Wednesday, July 7th, 2021 00:00 |
Chief Justice Martha Koome.

The Supreme Court of Kenya (SCK) yesterday ruled that the famous Muruatetu judgment be applied in murder cases only.

Speaking during her first session as the President of the Supreme Court during a virtual mention of the case, Chief Justice Martha Koome noted that the judgment cannot be applied in any other cases.

Verdict of the apex court deals a major blow to thousands of prisoners who have been relying on the Muruatetu judgment to get lesser sentences.

The Muruatetu judgment delivered in 2017 by the Supreme Court declared the mandatory death sentence for the offence of murder unconstitutional.

Koome noted that the judgement has brought a lot of confusion with lower courts using it in other offences including sexual offences and robbery with violence. 

“The decision of Muruatetu can only apply for murder under Section 203 and Section 204 of the Penal Code,” the court ruled.

Koome, Deputy Chief Justice Philomena Mwilu, Justices Mohamed Ibrahim, Smokin Wanjala, Njoki Susanna Ndung’u, Isaac Lenaola and William Ouko directed that all offenders who have been subjected to the mandatory death sentence and desire to be heard will be entitled to re-sentencing hearing.

She noted that since the Muruatetu judgment was delivered, thousands of inmates have had their sentences reduced, others released from jail while others sought re-sentencing over the same based on the case. 

“To clear the confusion in regard to the mandatory death sentence in offences other than murder, we direct in respect of other capital offences such as treason and robbery with violence, that a challenge of those sentences should be properly filed in court,” ruled the judges.

The Judges held that the Muruatetu judgement and the guidelines apply only in respect to sentences of murder as provided for under Sections 203 and 204 of the penal code.

“We direct other capital offences  such as robbery with violence that are challenged on the constitutional validity should be bargained at the High Court. Muruatetu can’t be applicable to those cases,” they noted. 

They further said the cases filed should be presented and fully argued before the High Court and escalated to the Court of Appeal if necessary at which a similar outcome as Murutetu may be reached.

“Muruatetu cannot be the authority for stating that all the provisions of the law prescribing mandatory or minimum sentences are inconsistent with the Constitution,” ruled Justice Koome.

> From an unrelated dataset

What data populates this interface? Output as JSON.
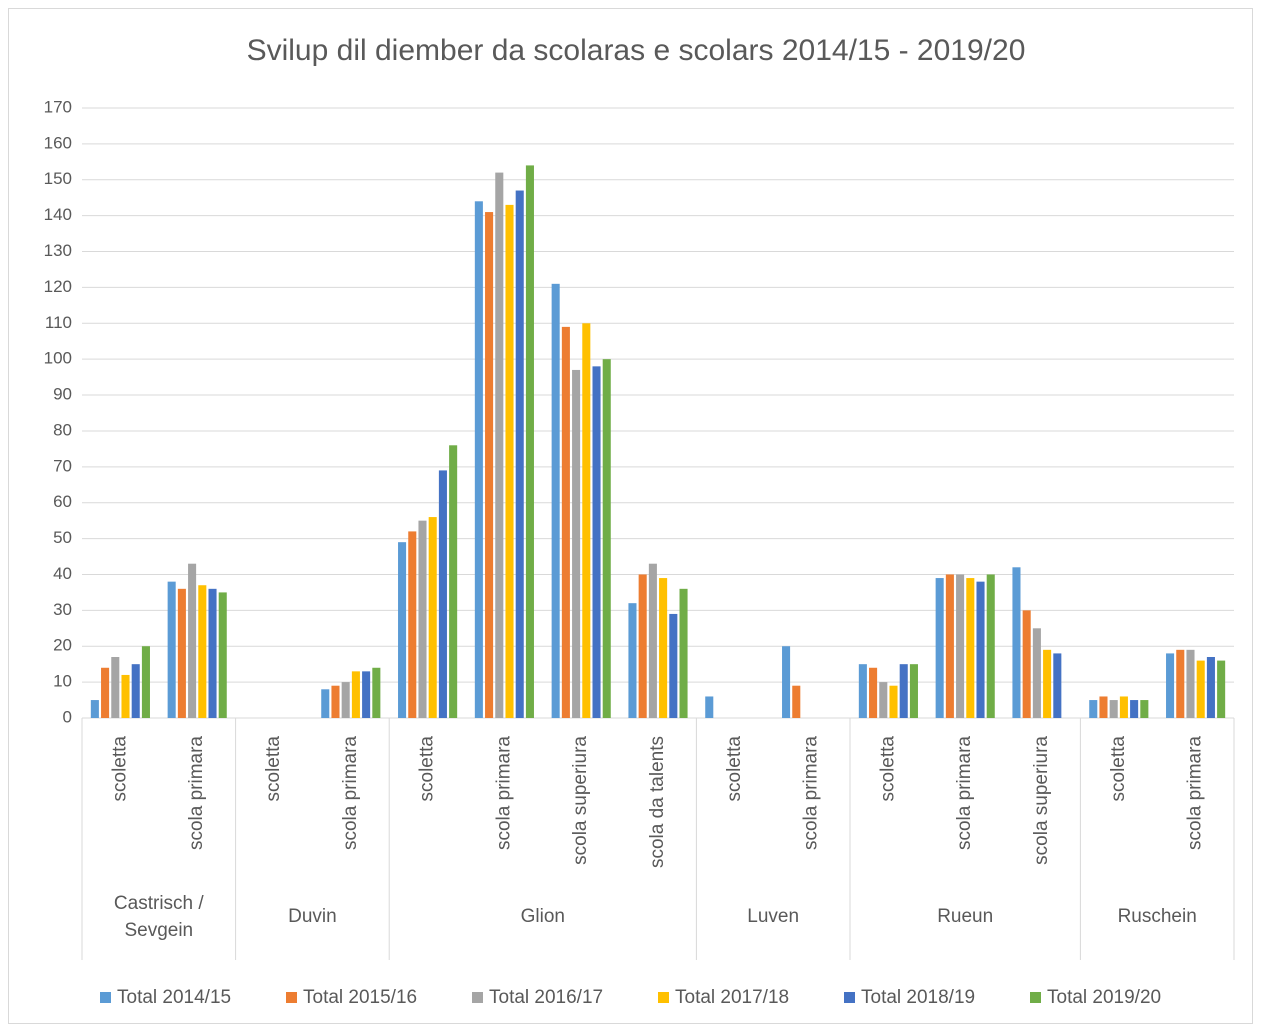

Further, the Supreme Court issued guidelines in which the court should consider when re-sentencing among them the age of the offender, probation report, offender’s remorse and whether the accused pleaded not guilty.

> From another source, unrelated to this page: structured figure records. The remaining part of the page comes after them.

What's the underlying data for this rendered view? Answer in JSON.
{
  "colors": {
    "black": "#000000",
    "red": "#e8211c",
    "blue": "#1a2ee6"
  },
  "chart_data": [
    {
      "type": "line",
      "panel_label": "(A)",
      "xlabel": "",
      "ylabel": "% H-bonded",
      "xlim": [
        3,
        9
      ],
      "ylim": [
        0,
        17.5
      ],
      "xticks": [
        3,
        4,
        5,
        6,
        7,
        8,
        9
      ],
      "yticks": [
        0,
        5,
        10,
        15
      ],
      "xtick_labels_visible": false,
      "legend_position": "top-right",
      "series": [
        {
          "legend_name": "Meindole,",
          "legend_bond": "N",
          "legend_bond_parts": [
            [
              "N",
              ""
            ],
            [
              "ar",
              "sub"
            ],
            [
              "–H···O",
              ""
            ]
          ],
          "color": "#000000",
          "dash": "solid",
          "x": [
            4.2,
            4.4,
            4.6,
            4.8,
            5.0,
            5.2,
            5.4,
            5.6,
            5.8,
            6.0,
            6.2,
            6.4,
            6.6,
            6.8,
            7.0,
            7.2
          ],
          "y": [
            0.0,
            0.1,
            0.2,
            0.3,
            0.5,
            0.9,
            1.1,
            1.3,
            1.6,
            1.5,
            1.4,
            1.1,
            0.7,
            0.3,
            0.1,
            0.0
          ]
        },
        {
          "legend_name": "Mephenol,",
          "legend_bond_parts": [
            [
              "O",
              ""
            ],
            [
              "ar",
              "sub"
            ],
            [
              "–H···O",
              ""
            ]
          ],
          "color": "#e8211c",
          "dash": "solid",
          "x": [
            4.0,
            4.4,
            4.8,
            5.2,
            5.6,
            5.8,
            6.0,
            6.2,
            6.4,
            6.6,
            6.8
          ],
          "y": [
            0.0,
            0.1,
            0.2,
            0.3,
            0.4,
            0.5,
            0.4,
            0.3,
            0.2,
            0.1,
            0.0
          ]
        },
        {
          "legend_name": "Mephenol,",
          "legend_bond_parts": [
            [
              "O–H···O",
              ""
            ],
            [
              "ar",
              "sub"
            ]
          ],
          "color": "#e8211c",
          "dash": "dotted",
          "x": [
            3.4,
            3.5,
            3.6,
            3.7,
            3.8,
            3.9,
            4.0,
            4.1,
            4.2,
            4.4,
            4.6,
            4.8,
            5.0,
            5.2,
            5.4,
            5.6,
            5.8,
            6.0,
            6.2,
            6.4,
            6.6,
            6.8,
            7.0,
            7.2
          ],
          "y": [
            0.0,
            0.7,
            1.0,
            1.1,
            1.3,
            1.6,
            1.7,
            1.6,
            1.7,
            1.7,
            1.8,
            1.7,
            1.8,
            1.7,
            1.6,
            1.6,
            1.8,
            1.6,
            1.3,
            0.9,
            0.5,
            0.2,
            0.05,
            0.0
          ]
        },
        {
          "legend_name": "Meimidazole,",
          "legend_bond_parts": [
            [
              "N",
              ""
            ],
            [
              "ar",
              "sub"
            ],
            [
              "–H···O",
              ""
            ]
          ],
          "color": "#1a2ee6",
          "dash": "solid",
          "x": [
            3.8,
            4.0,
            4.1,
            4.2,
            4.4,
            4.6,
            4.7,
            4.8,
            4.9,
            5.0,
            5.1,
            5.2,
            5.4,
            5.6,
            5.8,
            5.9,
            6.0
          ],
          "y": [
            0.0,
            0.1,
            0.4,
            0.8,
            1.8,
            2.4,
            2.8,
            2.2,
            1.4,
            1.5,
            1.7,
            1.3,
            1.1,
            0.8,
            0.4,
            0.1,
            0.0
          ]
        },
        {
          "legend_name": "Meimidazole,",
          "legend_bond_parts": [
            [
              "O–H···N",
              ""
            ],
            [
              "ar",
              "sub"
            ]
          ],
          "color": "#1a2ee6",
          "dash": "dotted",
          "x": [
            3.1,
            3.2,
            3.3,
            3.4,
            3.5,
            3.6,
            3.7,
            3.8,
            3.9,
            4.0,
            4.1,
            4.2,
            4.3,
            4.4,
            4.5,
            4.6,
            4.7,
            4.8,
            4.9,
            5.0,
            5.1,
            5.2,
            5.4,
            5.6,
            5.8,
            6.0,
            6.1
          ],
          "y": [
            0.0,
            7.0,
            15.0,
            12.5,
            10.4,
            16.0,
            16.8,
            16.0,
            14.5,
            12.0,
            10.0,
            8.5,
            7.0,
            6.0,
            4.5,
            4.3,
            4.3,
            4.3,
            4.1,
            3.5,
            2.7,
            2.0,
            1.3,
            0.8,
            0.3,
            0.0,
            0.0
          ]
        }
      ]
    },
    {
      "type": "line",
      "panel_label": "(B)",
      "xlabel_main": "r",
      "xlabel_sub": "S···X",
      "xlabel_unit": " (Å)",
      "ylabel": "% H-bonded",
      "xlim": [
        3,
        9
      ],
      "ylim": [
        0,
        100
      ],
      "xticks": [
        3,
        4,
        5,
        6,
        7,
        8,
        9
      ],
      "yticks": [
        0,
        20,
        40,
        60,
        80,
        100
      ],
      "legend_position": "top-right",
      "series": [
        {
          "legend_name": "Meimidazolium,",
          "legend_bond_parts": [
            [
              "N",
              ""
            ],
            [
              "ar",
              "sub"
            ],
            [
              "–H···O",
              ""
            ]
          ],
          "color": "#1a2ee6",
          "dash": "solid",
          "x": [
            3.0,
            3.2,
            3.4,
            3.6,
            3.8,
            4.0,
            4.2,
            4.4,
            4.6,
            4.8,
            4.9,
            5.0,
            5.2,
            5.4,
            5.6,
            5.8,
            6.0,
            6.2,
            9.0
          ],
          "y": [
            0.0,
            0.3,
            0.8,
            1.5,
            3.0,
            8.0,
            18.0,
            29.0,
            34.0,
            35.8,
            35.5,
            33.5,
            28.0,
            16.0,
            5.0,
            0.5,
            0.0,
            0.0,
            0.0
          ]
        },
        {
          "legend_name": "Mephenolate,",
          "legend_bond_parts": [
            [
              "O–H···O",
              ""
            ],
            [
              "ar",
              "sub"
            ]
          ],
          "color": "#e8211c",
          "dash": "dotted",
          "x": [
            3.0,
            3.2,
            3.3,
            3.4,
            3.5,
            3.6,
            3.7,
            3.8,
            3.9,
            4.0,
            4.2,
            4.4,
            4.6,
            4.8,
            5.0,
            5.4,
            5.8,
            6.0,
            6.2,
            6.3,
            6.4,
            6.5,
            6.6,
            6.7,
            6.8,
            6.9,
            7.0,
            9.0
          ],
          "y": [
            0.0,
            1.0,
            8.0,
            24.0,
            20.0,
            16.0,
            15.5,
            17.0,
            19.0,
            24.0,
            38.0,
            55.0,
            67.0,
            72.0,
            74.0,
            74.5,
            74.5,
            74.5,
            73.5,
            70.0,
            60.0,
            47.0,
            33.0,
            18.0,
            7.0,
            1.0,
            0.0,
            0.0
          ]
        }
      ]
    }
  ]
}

Other considerations should include character of the offender, manner in which the offence was committed on the victim, possibility of reform and any other factor the court may consider relevant.

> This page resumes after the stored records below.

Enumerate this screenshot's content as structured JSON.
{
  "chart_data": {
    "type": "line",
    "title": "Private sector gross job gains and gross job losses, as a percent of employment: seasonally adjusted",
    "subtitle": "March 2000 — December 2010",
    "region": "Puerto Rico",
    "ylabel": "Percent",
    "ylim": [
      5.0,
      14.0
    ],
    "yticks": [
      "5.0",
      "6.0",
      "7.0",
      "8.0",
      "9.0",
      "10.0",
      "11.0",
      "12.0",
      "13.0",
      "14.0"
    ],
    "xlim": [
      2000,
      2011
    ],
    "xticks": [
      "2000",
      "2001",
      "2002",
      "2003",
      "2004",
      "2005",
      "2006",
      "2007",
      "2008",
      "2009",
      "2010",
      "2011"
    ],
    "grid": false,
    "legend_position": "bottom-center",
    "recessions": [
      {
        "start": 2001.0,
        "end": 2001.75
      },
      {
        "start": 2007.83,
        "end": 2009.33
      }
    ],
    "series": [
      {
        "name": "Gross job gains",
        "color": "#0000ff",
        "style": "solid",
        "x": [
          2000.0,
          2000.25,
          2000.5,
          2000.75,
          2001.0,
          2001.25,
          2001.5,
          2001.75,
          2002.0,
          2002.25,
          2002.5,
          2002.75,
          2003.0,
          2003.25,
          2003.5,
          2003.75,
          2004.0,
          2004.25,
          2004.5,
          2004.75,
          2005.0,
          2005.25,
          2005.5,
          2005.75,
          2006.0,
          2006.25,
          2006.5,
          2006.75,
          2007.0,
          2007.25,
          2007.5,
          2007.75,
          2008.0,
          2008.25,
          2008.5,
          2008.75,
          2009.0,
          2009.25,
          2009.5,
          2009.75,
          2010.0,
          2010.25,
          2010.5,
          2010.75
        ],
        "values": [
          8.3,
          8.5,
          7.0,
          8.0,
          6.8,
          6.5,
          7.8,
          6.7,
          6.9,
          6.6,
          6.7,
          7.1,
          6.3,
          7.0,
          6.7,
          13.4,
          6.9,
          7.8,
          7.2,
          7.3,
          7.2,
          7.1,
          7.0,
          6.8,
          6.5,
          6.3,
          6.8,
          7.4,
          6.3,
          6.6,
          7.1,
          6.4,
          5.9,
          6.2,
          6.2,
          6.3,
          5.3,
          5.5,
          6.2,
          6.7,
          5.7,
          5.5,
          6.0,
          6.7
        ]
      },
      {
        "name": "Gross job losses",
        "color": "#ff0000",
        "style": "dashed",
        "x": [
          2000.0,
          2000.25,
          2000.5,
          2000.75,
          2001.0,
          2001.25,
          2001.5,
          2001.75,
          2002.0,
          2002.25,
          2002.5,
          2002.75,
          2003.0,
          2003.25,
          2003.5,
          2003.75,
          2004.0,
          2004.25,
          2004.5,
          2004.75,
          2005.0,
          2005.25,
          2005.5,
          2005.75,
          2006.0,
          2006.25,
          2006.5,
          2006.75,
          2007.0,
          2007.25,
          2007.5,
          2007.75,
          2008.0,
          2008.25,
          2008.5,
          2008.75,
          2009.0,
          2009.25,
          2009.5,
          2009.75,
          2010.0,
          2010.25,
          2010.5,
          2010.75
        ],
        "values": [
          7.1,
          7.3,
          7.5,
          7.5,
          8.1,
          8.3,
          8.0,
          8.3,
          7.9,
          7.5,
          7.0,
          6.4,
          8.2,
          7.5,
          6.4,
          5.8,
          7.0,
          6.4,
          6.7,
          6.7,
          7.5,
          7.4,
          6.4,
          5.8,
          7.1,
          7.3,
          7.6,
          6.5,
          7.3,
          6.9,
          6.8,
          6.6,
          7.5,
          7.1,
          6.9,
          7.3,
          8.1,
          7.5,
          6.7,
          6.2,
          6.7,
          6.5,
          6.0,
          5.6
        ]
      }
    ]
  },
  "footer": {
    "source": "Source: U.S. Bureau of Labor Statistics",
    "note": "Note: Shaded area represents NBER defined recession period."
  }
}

The Muruatetu case came to the fore in December 2017 when the Supreme Court ruled that Section 204 of the Penal Code was inconsistent with the Constitution to the extent that it provided for  mandatory death sentence for murder while taking away judicial discretion to consider mitigation before sentencing.

This will be the first time that the court applies the principle of structural interdict, which is a supervisory order through which a court directs compliance with its order.